自社コンテンツとの組み合わせでハイレゾ訴求


 JVCケンウッドとソニーが、自社コンテンツとの連携強化で、CDよりも高音質なハイレゾリューション(ハイレゾ)市場に攻勢をかけている。共通するのはアーティストや録音スタジオを抱え、楽曲制作から再生機器まで一貫して手がける点。予想以上の勢いで立ち上がっている同市場で、両社は「音作りのノウハウを持つ」という独自の差別化ポイントと強みで先手を打つ。

 「音、きれいじゃない?」。JVCケンウッドは3月、子会社のビクターエンタテインメントが主催するロックフェスで、初の試みとなるハイレゾ視聴体験を実施した。音楽好きの若年層にハイレゾを周知し、浸透させることを狙う。

 聞き比べコーナーなどで列ができる中、注目を集めていたのが初のハイレゾ対応カーナビゲーションシステム「彩速ナビ タイプZ」を搭載した自動車だ。

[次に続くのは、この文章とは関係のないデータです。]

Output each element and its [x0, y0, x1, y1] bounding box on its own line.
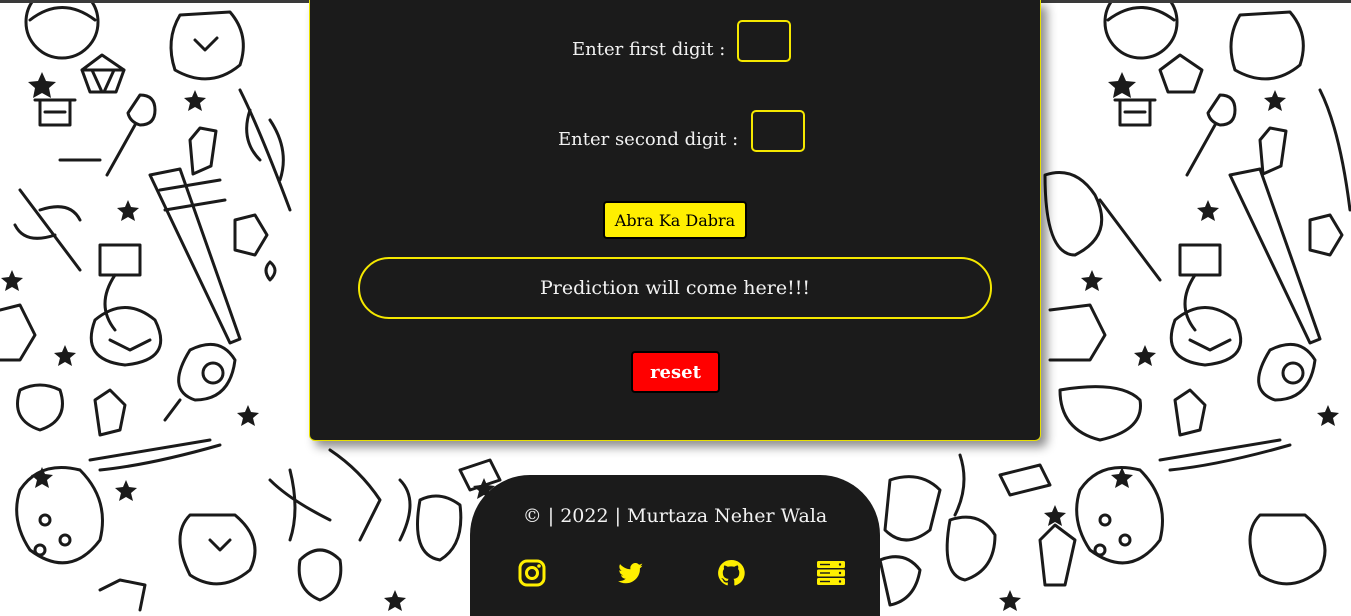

 ナビの開発段階からビクター側の音響エンジニアらと協力。レコーディングスタジオで試作品をテストするなど、徹底的に音にこだわった。JVCケンウッド・カーエレクトロニクスセグメントの渋谷英治シニアスペシャリストは「家庭用オーディオでは協力していたが、まさかナビでもやるとは」と笑う。コンテンツ側との連携範囲は着実に広がっている。

 3月の発売後、ナビと車用スピーカーをセットで買う人も出てきた。車内は「個人がスピーカーで音楽を再生する最後のとりでになるかもしれない」(渋谷シニアスペシャリスト)。ハイレゾ対応機の拡充を視野に入れ、事業拡大を図る。

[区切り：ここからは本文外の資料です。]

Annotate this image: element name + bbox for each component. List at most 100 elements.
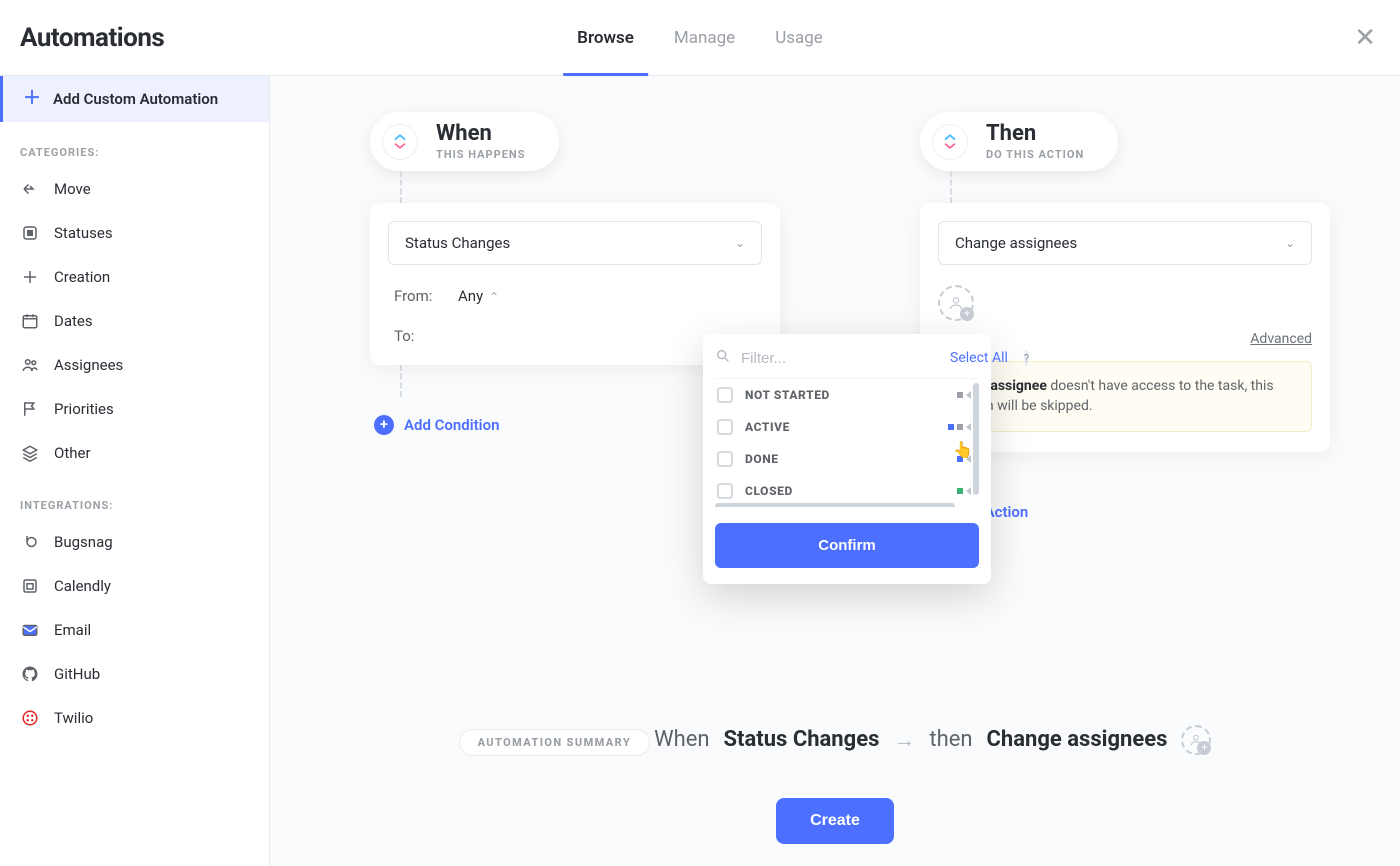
status-icon xyxy=(20,223,40,243)
creation-icon xyxy=(20,267,40,287)
page-title: Automations xyxy=(20,23,164,53)
warning-text-bold: assignee xyxy=(990,378,1047,394)
sidebar-item-calendly[interactable]: Calendly xyxy=(0,564,269,608)
sidebar-item-label: GitHub xyxy=(54,665,100,683)
assignees-icon xyxy=(20,355,40,375)
sidebar-item-twilio[interactable]: Twilio xyxy=(0,696,269,740)
flag-icon xyxy=(20,399,40,419)
action-value: Change assignees xyxy=(955,234,1077,252)
confirm-button[interactable]: Confirm xyxy=(715,523,979,568)
connector-line xyxy=(400,171,402,203)
trigger-select[interactable]: Status Changes ⌄ xyxy=(388,221,762,265)
status-label: CLOSED xyxy=(745,484,793,498)
sidebar-item-move[interactable]: Move xyxy=(0,167,269,211)
status-label: ACTIVE xyxy=(745,420,790,434)
sidebar-item-statuses[interactable]: Statuses xyxy=(0,211,269,255)
assignee-placeholder[interactable] xyxy=(938,285,974,321)
assignee-placeholder-small[interactable] xyxy=(1181,725,1211,755)
header-tabs: Browse Manage Usage xyxy=(577,0,823,75)
sidebar-item-label: Assignees xyxy=(54,356,123,374)
bugsnag-icon xyxy=(20,532,40,552)
status-option-list[interactable]: NOT STARTED ACTIVE DONE CLOSED xyxy=(715,378,979,507)
sidebar-item-label: Twilio xyxy=(54,709,93,727)
search-icon xyxy=(715,348,731,368)
sidebar-item-label: Bugsnag xyxy=(54,533,113,551)
calendar-icon xyxy=(20,311,40,331)
twilio-icon xyxy=(20,708,40,728)
summary-line: When Status Changes → then Change assign… xyxy=(654,725,1211,755)
checkbox[interactable] xyxy=(717,451,733,467)
integrations-heading: INTEGRATIONS: xyxy=(0,475,269,520)
chevron-up-icon: ⌄ xyxy=(489,289,499,303)
checkbox[interactable] xyxy=(717,483,733,499)
create-button[interactable]: Create xyxy=(776,798,894,844)
scrollbar-vertical[interactable] xyxy=(973,383,979,495)
sidebar-item-label: Creation xyxy=(54,268,110,286)
status-label: NOT STARTED xyxy=(745,388,830,402)
then-title: Then xyxy=(986,122,1084,146)
sidebar-item-label: Statuses xyxy=(54,224,113,242)
help-icon[interactable]: ? xyxy=(1024,350,1029,366)
checkbox[interactable] xyxy=(717,419,733,435)
status-option-done[interactable]: DONE xyxy=(715,443,973,475)
status-filter-popup: Select All ? NOT STARTED ACTIVE DONE xyxy=(703,334,991,584)
sidebar-item-label: Dates xyxy=(54,312,93,330)
when-pill: When THIS HAPPENS xyxy=(370,112,559,171)
checkbox[interactable] xyxy=(717,387,733,403)
plus-circle-icon: + xyxy=(374,415,394,435)
filter-input[interactable] xyxy=(741,350,940,367)
sidebar: ＋ Add Custom Automation CATEGORIES: Move… xyxy=(0,76,270,866)
arrow-right-icon: → xyxy=(893,727,915,753)
automation-canvas: When THIS HAPPENS Status Changes ⌄ From:… xyxy=(270,76,1400,866)
calendly-icon xyxy=(20,576,40,596)
advanced-link[interactable]: Advanced xyxy=(938,331,1312,347)
tab-browse[interactable]: Browse xyxy=(577,0,634,75)
popup-search-row: Select All ? xyxy=(715,348,979,368)
automation-summary: AUTOMATION SUMMARY When Status Changes →… xyxy=(270,703,1400,866)
add-custom-automation-button[interactable]: ＋ Add Custom Automation xyxy=(0,76,269,122)
sidebar-item-label: Priorities xyxy=(54,400,114,418)
sidebar-item-bugsnag[interactable]: Bugsnag xyxy=(0,520,269,564)
close-icon[interactable]: ✕ xyxy=(1354,25,1376,51)
summary-when: When xyxy=(654,727,709,752)
select-all-link[interactable]: Select All xyxy=(950,350,1008,366)
chevron-down-icon: ⌄ xyxy=(1285,236,1295,250)
summary-trigger: Status Changes xyxy=(724,727,880,752)
status-option-active[interactable]: ACTIVE xyxy=(715,411,973,443)
when-title: When xyxy=(436,122,525,146)
scrollbar-horizontal[interactable] xyxy=(715,503,955,507)
sidebar-item-priorities[interactable]: Priorities xyxy=(0,387,269,431)
warning-banner: If the assignee doesn't have access to t… xyxy=(938,361,1312,432)
sidebar-item-assignees[interactable]: Assignees xyxy=(0,343,269,387)
connector-line xyxy=(400,365,402,397)
sidebar-item-creation[interactable]: Creation xyxy=(0,255,269,299)
header: Automations Browse Manage Usage ✕ xyxy=(0,0,1400,76)
summary-then: then xyxy=(929,727,972,752)
tab-usage[interactable]: Usage xyxy=(775,0,823,75)
chevron-down-icon: ⌄ xyxy=(735,236,745,250)
sidebar-item-label: Other xyxy=(54,444,91,462)
sidebar-item-label: Move xyxy=(54,180,91,198)
from-value-select[interactable]: Any ⌄ xyxy=(458,287,499,305)
trigger-value: Status Changes xyxy=(405,234,510,252)
then-pill: Then DO THIS ACTION xyxy=(920,112,1118,171)
email-icon xyxy=(20,620,40,640)
to-label: To: xyxy=(394,327,440,345)
sidebar-item-other[interactable]: Other xyxy=(0,431,269,475)
action-select[interactable]: Change assignees ⌄ xyxy=(938,221,1312,265)
categories-heading: CATEGORIES: xyxy=(0,122,269,167)
status-option-not-started[interactable]: NOT STARTED xyxy=(715,379,973,411)
github-icon xyxy=(20,664,40,684)
sidebar-item-label: Email xyxy=(54,621,91,639)
clickup-logo-icon xyxy=(932,124,968,160)
sidebar-item-email[interactable]: Email xyxy=(0,608,269,652)
sidebar-item-dates[interactable]: Dates xyxy=(0,299,269,343)
clickup-logo-icon xyxy=(382,124,418,160)
sidebar-item-label: Calendly xyxy=(54,577,111,595)
layers-icon xyxy=(20,443,40,463)
sidebar-item-github[interactable]: GitHub xyxy=(0,652,269,696)
summary-pill: AUTOMATION SUMMARY xyxy=(459,729,651,756)
then-subtitle: DO THIS ACTION xyxy=(986,148,1084,161)
tab-manage[interactable]: Manage xyxy=(674,0,735,75)
summary-action: Change assignees xyxy=(987,727,1168,752)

 ソニーも小型のハイレゾ対応ウォークマンやヘッドホンが好調に推移する中、新たな市場に可能性を見いだしている。同社のビデオ&サウンド事業本部V&S事業開発部の竹村昌樹統括部長は、ハイレゾ市場について「当初の想定よりも1年程度前倒しで立ち上がっている印象」とする。

アーティストからハイレゾで収録したいという声


 最近ではグループのレコード会社に所属するーティストから「ハイレゾで収録したい」という声が上がることも多く、魅力は着実に定着してきた。今後は「培ってきた録音技術や音楽配信プロセスを、どう製品開発につなげるか。コンテンツとハードの連携がより重要になる」と見る。

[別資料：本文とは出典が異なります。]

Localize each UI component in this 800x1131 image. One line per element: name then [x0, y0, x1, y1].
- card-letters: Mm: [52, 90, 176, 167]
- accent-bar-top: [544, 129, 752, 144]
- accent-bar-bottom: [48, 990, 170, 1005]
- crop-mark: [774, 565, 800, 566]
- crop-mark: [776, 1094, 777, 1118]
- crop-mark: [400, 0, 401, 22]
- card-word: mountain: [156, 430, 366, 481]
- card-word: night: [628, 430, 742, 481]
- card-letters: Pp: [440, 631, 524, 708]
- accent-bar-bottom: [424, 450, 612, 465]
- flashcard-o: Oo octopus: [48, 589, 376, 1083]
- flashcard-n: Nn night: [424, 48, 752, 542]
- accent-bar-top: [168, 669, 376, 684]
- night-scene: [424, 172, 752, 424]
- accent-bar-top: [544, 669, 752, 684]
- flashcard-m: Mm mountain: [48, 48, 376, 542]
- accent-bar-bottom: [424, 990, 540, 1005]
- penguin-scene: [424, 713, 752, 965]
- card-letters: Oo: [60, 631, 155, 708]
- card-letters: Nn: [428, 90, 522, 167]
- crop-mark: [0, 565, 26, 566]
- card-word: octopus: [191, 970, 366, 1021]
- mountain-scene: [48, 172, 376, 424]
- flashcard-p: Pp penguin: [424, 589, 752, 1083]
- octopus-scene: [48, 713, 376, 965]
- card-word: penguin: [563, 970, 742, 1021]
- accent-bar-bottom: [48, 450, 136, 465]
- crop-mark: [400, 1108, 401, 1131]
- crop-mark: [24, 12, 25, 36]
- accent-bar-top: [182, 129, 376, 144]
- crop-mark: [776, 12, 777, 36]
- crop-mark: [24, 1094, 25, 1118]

 ハイレゾ市場はまだ立ち上がったばかりで、海外展開もこれから。コンテンツとハードの両輪をどれだけうまく回せるかが、市場成長にも大きく影響しそうだ。



日刊工業新聞2015年11月11日電機・電子面に2015年4月13日の記事を加筆
政年佐貴惠
政年佐貴惠 Masatoshi Sakie 名古屋支社編集部 記者
JVCケンウッドの新製品のヘッドホンを視聴しましたが、まず驚いたのは音響空間の広がり。本当に臨場感が高く、目を閉じるとホールのような広い空間に一人で聴いているように錯覚するほど。「歩きながら聴いてたら事故るな」と感じました。高級ヘッドホン・イヤホンは低迷していた音楽再生機器市場で快進撃を続けています。これがハイレゾへの導入となり、「音楽が売れない」と言われる現状に風穴を開けるのか。楽曲配信サービスの広がりとともに注目しています。